Posted: Mon, 10 Mar 2014 12:30 pm
by zzm9980
Wd40 wrote: The only interesting thing I found is how many Chinese have names(or last names rather) starting with the letters W, X, Y and Z. For other countries I would imagine names starting with those letters is kind of rare :)
The Chinese language doesn't use a western style alphabet, that's just how they're romanized your observation is completely meaningless.

Posted: Mon, 10 Mar 2014 12:32 pm
by zzm9980
ScoobyDoes wrote:
x9200 wrote:It's kind of shocking with these stolen passports. It would seem pretty easy to implement some kind of system based on the Interpol databases.

With over 40m passports on the database can you imagine how long, when you get to an immigration counter, it would take to cross check your number against the database? It's hard enough if the database was stored on your local network but no doubt this would be cloud based or at least offsite.
Select from a table of 40 million entries? A tenth of the time than it took me to type that question. That data could be kept locally and updated daily, probably good enough for Immigration purposes.

Posted: Mon, 10 Mar 2014 12:33 pm
by Wd40
I read the 5 theories of the missing malaysian airline. I can think of another theory, I know it sounds wierd and crazy but can there not be even the remotest possibility(like 0.0000001%) that some extraterrestrial life is involved like aliens hijacked the plane or something yet unknown to mankind like the bermuda triangle mystery.

Posted: Mon, 10 Mar 2014 12:34 pm
by zzm9980
the lynx wrote:Now we have 4 suspected passports and the four names are under investigations.
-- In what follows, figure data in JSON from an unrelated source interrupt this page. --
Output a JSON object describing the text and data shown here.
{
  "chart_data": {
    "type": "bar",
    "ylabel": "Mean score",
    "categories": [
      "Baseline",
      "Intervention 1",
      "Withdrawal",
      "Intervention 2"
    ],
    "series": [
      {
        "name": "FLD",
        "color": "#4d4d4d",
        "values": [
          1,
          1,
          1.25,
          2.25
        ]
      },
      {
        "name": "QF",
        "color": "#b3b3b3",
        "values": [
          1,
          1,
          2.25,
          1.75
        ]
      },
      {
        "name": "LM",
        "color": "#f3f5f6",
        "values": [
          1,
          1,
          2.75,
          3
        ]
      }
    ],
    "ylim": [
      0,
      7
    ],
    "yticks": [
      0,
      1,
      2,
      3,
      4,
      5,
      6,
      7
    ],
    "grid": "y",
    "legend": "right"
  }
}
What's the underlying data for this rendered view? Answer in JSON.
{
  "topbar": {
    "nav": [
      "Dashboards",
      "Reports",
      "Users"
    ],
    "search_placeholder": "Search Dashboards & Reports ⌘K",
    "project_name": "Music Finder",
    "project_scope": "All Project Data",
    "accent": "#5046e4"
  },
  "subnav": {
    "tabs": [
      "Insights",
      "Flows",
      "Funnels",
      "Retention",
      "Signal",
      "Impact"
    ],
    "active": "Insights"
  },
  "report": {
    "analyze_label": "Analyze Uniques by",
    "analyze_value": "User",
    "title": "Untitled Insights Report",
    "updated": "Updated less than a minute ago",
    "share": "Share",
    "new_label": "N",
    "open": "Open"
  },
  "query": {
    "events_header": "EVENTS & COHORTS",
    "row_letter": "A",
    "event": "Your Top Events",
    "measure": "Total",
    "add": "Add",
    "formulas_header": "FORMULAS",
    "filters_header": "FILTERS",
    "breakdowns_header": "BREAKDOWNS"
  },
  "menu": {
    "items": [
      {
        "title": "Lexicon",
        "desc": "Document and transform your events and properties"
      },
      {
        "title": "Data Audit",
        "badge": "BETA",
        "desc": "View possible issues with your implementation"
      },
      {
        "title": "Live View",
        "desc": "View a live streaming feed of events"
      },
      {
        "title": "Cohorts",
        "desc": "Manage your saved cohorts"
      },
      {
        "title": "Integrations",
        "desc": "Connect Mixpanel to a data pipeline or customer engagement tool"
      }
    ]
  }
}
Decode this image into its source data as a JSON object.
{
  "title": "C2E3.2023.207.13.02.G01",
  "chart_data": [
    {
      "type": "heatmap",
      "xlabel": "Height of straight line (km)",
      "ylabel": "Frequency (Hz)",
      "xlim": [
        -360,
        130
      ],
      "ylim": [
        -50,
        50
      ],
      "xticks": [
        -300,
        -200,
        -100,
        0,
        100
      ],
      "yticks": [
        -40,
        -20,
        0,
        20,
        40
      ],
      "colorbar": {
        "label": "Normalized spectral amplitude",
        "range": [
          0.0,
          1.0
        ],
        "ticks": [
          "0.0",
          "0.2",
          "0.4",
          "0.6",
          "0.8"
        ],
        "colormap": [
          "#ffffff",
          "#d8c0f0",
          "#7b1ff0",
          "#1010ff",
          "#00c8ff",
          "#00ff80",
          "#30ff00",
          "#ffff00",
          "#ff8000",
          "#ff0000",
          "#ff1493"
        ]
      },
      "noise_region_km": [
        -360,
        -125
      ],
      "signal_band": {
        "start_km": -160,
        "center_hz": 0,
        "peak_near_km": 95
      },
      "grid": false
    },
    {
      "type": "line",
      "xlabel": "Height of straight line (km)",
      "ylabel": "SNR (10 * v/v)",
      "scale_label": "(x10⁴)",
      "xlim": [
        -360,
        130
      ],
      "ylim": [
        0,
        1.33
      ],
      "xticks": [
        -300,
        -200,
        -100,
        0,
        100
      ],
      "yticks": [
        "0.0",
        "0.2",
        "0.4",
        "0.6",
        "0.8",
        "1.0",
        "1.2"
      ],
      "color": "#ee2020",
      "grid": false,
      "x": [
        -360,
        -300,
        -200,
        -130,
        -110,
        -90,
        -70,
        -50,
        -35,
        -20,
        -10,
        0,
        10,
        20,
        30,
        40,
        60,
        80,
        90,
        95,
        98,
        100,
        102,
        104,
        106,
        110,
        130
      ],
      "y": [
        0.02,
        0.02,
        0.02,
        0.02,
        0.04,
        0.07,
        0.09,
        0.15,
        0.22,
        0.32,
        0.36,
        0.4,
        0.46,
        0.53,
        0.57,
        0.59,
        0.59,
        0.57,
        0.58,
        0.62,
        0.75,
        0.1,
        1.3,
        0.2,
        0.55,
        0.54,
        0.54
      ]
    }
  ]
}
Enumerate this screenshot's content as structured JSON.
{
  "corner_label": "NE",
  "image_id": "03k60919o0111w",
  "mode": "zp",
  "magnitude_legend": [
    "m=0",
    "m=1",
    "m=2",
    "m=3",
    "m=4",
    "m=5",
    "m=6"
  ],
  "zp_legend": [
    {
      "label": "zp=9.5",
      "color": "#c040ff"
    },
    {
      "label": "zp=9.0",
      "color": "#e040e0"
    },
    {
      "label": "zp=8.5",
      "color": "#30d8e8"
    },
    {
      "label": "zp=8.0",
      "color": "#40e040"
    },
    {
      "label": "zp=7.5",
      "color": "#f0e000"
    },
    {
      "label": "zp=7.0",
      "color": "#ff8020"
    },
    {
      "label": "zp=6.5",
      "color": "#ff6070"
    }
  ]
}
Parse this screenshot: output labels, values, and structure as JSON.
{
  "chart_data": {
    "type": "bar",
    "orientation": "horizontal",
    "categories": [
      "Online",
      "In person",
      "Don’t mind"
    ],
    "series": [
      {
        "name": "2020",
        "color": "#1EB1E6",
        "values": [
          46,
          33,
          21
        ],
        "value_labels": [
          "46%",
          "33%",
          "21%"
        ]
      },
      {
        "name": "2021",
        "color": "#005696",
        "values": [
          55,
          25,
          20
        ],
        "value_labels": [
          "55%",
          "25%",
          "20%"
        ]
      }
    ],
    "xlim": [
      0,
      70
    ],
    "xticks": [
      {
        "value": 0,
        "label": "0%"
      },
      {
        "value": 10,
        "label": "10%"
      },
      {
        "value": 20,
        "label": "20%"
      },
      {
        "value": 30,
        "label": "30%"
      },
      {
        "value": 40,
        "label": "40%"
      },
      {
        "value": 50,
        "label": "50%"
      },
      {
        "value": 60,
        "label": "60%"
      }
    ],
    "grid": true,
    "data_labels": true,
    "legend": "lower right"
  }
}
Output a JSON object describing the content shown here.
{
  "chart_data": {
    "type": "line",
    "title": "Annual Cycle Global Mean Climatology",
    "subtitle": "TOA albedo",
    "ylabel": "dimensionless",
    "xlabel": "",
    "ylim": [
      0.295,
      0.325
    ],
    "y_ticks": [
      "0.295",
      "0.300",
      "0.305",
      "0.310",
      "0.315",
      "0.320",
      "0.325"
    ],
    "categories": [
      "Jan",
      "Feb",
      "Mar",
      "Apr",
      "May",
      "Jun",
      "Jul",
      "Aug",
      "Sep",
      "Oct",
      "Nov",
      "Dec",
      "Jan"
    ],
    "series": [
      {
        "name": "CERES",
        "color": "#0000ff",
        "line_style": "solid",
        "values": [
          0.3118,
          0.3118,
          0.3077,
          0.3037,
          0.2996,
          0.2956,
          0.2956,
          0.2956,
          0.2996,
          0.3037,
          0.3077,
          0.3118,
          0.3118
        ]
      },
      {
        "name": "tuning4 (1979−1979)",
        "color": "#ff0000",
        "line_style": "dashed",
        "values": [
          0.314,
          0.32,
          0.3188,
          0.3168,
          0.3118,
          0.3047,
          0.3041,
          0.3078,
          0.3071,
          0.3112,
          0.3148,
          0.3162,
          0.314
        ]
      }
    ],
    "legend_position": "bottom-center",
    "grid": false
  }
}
As already mentioned here, the first two were stolen in Thailand in 2012 and 2013 and were used for two itineraries bought from one travel agent in Thailand. Part of the itineraries included that fateful flight from KL to Beijing and then towards Amsterdam before splitting into different directions.

Smells more like espionage than terrorist to me.
Actually, my thought was they were stolen and just being used for illegal immigration to the west. What's the point of blowing up a jet if you're not going to tell everyone you (or your group) did it?

Posted: Mon, 10 Mar 2014 12:39 pm
by zzm9980
Strong Eagle wrote:
PNGMK wrote:Dude, I've built control systems for twenty years. Indian educated engineers are exactly the sort who would argue that a positive yoke input should have a negative elevator output. We're all upset with this tragedy though and I habe a horrible feeling it will be western 'clean skin' terrorists behind it.
Keep digging your hole deeper. More unsubstantiated BS.
My anecdotal and off topic observations: Having been involved in security audits of hundreds of software projects involving teams based all over the world, including India (and give of the "top-rated" big vendors) and dozens of onsite audits at said Indian vendors, the quality of the software coming out of India is absolute shit compared to the other places I've looked at.

That said, everyone that uses India knows it and I'd be shocked if development by Airbus or Boeing for anything more significant than the inflight entertainment system was sent to India.